Pada Selasa, delegasi bersama dari 12 mitra UNRWA mengunjungi kamp sebagai dukungan internasional yang menentang perintah penutupan oleh Israel dan mendengar langsung dari para siswa, orangtua, dan anggota staf mengenai situasi tersebut.
“Sekolah-sekolah UNRWA di Shu’fat telah menjadi bagian dari struktur sosial kamp selama beberapa dekade, yang memungkinkan anak-anak menikmati pendidikan berkualitas tinggi di dekat rumah mereka,” kata badan PBB tersebut.
“Anak-anak perempuan kini takut bahwa impian mereka untuk menjadi dokter atau ilmuwan akan sirna jika mereka kehilangan akses terhadap pendidikan.” lanjut badan itu.

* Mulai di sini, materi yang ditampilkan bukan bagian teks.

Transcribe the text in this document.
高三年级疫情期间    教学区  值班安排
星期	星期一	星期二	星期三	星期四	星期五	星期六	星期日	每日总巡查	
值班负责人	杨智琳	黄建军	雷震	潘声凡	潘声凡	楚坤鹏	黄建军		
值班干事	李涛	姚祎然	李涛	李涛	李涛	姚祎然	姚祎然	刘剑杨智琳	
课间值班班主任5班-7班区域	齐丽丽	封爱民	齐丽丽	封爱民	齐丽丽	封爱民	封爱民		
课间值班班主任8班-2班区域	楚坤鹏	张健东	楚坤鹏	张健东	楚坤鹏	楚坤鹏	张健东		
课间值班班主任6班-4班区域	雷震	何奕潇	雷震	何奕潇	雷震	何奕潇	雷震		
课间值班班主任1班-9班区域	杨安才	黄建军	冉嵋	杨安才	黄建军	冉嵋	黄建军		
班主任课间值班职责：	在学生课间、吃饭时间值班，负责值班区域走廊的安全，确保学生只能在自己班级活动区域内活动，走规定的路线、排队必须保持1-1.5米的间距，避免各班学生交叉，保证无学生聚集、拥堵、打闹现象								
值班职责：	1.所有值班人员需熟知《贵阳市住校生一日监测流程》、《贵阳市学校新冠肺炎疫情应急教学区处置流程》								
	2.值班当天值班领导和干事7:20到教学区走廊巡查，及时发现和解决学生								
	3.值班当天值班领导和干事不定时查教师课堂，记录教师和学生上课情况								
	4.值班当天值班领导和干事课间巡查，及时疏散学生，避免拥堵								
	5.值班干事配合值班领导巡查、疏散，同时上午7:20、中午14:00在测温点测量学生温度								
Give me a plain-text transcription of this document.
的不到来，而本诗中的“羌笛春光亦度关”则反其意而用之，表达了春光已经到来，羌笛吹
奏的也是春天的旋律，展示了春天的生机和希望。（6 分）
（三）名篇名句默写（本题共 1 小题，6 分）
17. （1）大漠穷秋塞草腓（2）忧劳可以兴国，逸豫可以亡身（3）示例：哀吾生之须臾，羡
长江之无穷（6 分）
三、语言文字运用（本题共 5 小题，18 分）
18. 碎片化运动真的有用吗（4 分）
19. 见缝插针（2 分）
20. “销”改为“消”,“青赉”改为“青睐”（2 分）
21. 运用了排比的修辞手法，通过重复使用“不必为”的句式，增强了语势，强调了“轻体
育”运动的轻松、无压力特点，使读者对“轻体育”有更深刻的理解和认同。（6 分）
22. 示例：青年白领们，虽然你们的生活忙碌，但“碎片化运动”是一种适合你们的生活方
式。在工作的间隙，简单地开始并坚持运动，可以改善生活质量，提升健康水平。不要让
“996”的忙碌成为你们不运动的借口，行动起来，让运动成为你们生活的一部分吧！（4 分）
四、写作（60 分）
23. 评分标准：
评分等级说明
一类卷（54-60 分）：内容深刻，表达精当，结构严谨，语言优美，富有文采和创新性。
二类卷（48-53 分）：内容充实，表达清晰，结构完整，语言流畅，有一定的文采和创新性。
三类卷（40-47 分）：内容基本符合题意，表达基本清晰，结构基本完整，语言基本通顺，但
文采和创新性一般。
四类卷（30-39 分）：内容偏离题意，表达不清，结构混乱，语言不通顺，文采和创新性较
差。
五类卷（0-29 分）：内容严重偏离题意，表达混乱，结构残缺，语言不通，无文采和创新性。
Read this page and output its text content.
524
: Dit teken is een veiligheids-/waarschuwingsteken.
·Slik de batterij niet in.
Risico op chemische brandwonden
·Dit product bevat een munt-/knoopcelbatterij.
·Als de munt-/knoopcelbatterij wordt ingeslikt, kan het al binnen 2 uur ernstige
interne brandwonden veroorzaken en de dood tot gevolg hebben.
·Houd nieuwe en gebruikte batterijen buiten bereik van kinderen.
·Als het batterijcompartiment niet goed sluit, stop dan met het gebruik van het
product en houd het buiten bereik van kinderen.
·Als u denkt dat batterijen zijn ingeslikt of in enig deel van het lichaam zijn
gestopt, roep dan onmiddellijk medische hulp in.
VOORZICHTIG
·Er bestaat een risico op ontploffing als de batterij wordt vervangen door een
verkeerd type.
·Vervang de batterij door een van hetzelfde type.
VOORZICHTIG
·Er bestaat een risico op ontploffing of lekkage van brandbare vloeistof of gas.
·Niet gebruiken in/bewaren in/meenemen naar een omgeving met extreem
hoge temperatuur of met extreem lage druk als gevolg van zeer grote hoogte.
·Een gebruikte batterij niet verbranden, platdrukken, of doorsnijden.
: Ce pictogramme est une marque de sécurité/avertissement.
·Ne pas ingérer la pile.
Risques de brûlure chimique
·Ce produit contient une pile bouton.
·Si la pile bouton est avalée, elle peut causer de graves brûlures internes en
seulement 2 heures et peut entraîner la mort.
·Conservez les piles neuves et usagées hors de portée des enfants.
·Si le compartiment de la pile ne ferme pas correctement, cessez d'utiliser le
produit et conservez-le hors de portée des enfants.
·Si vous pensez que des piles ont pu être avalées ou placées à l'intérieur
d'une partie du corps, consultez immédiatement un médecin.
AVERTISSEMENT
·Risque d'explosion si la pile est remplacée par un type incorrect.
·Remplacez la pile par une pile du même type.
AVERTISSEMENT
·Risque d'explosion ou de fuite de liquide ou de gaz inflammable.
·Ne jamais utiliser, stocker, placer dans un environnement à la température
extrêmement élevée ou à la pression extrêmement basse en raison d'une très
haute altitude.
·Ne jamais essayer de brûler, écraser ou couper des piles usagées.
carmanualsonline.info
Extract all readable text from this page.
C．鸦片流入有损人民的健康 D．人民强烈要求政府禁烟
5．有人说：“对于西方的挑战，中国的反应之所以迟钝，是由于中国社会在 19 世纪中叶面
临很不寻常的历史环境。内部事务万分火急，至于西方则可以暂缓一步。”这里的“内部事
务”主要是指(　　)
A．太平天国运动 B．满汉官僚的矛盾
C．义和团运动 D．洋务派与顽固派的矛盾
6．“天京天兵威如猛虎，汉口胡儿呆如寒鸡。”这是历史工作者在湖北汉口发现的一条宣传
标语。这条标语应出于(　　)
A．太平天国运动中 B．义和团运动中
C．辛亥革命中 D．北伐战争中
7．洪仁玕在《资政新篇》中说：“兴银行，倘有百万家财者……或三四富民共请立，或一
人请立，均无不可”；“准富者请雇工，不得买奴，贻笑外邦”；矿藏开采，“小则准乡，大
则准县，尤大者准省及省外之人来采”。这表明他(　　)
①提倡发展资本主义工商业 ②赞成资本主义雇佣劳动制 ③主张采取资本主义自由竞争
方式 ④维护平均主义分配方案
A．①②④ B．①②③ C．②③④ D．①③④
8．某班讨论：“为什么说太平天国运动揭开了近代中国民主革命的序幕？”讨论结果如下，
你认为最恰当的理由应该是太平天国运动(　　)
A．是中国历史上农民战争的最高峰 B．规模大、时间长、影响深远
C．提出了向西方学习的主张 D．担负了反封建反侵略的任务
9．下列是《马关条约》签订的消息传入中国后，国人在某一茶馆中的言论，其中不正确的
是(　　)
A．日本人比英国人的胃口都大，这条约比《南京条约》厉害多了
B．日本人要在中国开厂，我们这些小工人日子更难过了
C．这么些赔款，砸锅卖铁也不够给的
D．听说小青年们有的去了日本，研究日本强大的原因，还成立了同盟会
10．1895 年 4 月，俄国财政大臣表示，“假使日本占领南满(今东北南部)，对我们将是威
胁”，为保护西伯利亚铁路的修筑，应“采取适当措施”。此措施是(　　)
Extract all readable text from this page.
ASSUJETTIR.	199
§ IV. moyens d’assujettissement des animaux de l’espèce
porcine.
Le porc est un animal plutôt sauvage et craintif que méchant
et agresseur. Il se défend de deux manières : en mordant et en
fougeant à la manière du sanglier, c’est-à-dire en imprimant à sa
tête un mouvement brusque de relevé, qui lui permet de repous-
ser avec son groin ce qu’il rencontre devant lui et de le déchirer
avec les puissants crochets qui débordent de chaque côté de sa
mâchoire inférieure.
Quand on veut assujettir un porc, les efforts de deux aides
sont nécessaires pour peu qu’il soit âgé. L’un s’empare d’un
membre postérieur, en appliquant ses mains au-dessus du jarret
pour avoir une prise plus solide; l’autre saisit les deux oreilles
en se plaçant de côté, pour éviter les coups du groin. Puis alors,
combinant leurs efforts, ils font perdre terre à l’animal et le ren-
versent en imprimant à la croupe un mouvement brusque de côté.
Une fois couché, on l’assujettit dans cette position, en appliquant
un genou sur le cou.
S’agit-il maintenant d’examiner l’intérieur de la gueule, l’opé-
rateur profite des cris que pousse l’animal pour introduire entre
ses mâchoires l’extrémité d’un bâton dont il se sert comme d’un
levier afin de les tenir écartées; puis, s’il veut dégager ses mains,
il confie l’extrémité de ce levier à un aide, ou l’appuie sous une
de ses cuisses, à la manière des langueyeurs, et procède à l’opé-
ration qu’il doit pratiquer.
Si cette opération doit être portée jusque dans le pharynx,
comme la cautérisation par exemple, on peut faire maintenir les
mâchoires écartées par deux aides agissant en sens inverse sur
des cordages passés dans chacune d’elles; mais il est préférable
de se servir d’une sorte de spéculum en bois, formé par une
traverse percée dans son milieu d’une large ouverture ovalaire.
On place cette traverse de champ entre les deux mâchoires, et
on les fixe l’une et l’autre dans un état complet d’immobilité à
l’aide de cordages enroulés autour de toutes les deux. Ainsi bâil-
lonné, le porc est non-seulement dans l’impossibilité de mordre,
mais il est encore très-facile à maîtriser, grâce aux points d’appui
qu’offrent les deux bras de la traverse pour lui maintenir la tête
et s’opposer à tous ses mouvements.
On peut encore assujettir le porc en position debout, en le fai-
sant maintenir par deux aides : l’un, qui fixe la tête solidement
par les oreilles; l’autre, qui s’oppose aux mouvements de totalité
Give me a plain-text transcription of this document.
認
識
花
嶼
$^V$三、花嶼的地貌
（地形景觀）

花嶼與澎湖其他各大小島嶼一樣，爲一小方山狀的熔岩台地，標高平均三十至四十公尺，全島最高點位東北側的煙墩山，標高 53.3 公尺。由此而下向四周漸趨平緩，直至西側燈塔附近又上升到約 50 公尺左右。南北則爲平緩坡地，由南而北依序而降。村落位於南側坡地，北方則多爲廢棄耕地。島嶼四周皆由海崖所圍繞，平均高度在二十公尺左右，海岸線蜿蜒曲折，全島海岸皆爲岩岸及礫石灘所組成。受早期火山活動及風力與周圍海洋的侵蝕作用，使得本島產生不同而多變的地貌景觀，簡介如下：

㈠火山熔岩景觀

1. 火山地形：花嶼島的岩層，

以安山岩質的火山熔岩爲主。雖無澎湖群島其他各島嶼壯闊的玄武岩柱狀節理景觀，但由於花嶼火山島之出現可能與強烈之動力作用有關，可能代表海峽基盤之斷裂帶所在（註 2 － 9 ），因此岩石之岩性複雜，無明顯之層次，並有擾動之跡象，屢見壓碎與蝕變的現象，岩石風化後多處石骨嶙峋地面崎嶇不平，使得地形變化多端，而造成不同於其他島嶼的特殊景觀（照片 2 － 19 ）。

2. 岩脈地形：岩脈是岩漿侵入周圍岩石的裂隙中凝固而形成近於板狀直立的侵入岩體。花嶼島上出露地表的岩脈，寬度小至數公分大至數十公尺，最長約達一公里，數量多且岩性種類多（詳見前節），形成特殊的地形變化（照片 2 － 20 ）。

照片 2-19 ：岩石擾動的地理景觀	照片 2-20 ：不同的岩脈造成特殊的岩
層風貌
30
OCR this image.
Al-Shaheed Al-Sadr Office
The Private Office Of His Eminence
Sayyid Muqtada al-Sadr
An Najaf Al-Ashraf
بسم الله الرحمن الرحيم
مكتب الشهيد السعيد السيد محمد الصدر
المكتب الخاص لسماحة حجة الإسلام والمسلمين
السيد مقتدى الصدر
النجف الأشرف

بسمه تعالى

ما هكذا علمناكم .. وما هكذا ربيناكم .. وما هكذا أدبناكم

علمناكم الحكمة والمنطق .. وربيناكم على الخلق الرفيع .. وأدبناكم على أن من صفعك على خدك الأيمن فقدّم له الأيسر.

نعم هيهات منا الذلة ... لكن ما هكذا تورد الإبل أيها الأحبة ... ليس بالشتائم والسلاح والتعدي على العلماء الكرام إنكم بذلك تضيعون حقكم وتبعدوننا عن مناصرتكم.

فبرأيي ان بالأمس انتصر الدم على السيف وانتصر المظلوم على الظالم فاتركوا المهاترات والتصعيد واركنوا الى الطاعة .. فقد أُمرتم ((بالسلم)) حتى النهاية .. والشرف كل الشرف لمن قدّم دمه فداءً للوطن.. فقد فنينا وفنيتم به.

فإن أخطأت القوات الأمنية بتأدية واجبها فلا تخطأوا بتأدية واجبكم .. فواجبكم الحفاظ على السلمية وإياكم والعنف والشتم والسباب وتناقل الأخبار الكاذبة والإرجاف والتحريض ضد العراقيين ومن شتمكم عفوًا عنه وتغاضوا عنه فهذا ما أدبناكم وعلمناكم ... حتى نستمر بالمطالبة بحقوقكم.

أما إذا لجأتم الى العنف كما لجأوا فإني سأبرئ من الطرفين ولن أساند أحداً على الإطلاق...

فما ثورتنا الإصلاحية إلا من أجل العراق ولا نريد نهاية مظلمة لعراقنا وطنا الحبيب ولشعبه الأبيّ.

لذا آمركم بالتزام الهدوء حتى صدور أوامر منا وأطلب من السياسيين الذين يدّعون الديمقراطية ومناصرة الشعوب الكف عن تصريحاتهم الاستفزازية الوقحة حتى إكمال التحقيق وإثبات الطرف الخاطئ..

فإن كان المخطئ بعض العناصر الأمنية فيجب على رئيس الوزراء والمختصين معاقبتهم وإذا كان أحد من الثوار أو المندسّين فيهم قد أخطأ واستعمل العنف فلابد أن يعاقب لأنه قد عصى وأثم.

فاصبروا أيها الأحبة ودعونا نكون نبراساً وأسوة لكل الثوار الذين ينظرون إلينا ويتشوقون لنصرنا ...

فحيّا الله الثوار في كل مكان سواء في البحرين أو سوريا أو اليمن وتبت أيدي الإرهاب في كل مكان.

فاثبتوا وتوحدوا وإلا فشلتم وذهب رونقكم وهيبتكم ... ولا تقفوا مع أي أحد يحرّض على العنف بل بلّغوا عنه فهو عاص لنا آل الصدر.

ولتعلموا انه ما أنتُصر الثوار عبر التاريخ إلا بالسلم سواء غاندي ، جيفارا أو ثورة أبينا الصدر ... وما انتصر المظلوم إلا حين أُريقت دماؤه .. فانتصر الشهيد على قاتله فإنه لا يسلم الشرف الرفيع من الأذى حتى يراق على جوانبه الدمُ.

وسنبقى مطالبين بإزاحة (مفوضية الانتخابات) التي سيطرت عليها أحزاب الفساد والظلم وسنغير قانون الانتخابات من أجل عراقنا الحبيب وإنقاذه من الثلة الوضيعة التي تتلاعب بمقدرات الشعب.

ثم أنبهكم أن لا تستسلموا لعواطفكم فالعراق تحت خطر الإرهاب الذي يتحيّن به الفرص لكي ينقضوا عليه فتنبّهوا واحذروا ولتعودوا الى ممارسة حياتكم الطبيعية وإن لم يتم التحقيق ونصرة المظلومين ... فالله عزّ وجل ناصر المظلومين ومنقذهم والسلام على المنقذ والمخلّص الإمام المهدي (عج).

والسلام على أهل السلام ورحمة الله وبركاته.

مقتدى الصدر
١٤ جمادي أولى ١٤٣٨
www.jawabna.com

Pihak berwenang Israel memerintahkan sekolah-sekolah di kamp pengungsi Shu’fat untuk ditutup paling lambat 8 Mei, dengan alasan tidak memiliki izin. Berdasarkan perintah tersebut, tidak seorang pun akan diizinkan masuk ke sekolah, termasuk kepala sekolah, guru, dan staf lainnya.
Penutupan tersebut dianggap sebagai bagian dari serangan Tel Aviv yang lebih luas terhadap UNRWA dan mandatnya untuk melayani pengungsi Palestina.
Pada Oktober 2024, Knesset (parlemen) Israel mengesahkan dua undang-undang yang melarang operasi UNRWA di Israel dan wilayah yang didudukinya, serta melarang otoritas Israel melakukan kontak apa pun dengan badan tersebut. Undang-undang itu mulai berlaku pada 30 Januari.